The comments play on concern among some politicians and business leaders in the north east and north west that the second phase of the line may never go ahead, although all three major political parties are committed to building the whole network.
In practice, it is unclear whether legislating for the whole line at once would actually speed the process up or delay the first phase of construction.
The planned new line marks a break from the practice of concentrating transport investment in the south.

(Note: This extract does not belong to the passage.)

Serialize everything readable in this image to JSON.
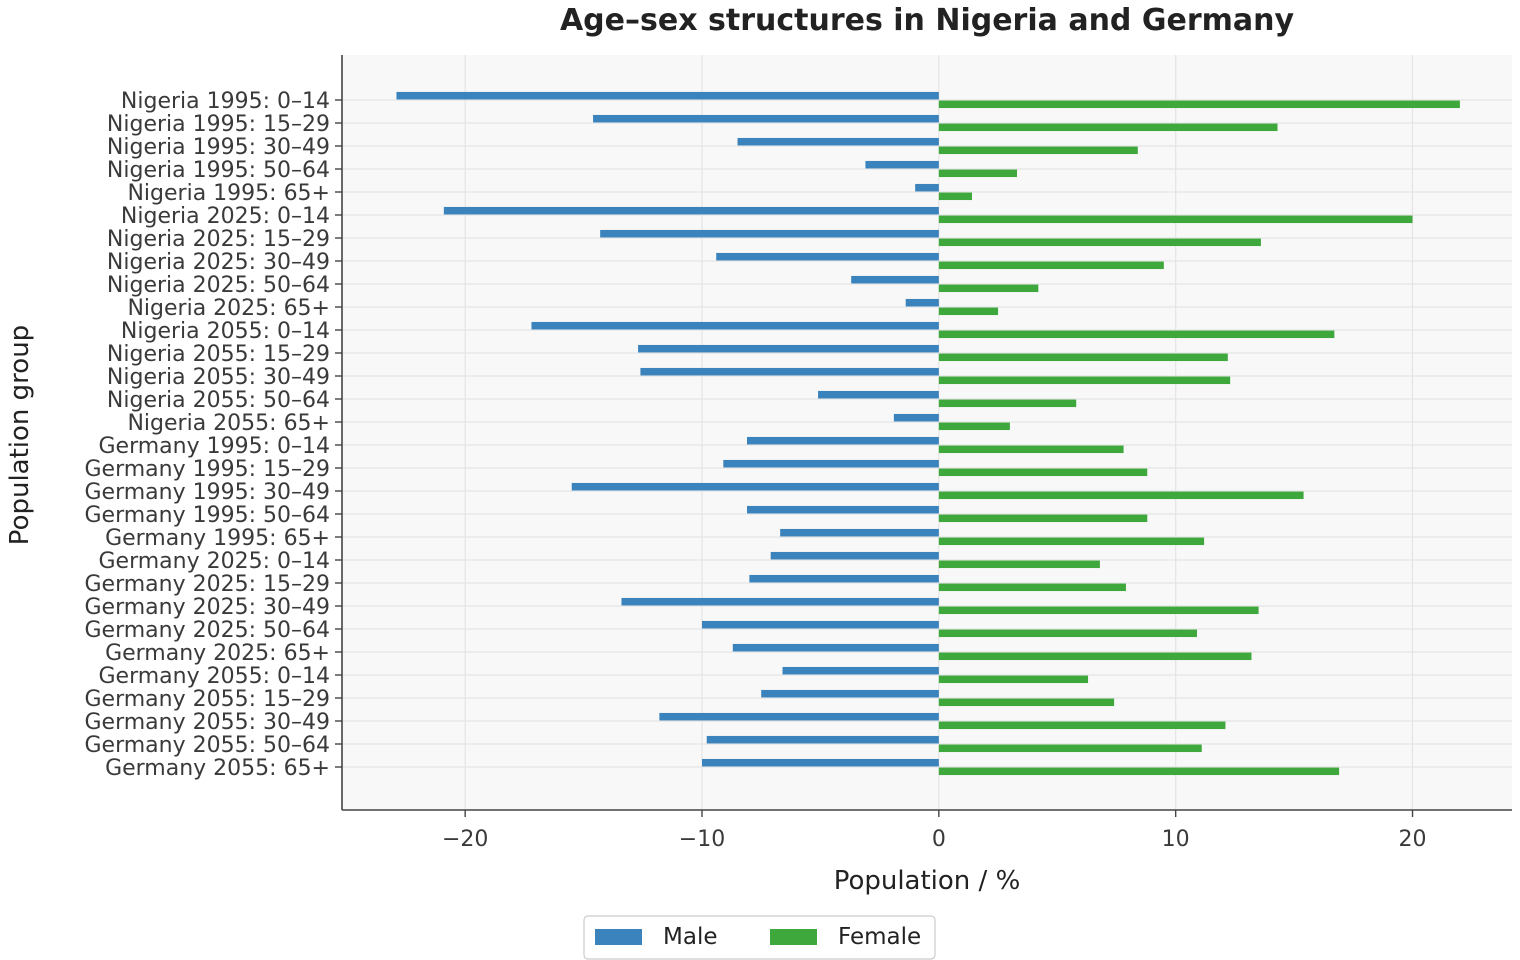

The £15 billion Crossrail link through Greater London is currently under construction while a separate £5.5 billion scheme to improve Thameslink services in London and the south east is also under way.
Speaking to the Birmingham Post, Ms Eagle said the Transport Department’s failure to manage the West Coast Main Line franchise competition did not affect her support for HS2, and pointed out that the high speed project was being managed by a company created by the Department and not by the Department directly.
She said: “You’ve got HS2 as a separate company that is running that, it’s there to do that job and I hope they are doing it as well as the possibly can.
“I hope, and I don’t think, this will have any implications for getting on with HS2.”
In her speech to the conference, Ms Eagle said transport networks needed fundamental reforms to ensure they can be made affordable for ordinary commuters.
The shadow transport secretary said individual changes would do little to change the problems of public transport being too expensive. She said Labour wanted to see rigidly enforced fare caps on trains and protection for local bus services.
But Ms Eagle said: “This Government has made things worse, but transport costs were already too high.
“Because there are fundamental, long-term problems with our transport system and only real reform will deliver a better deal for farepayers and taxpayers.”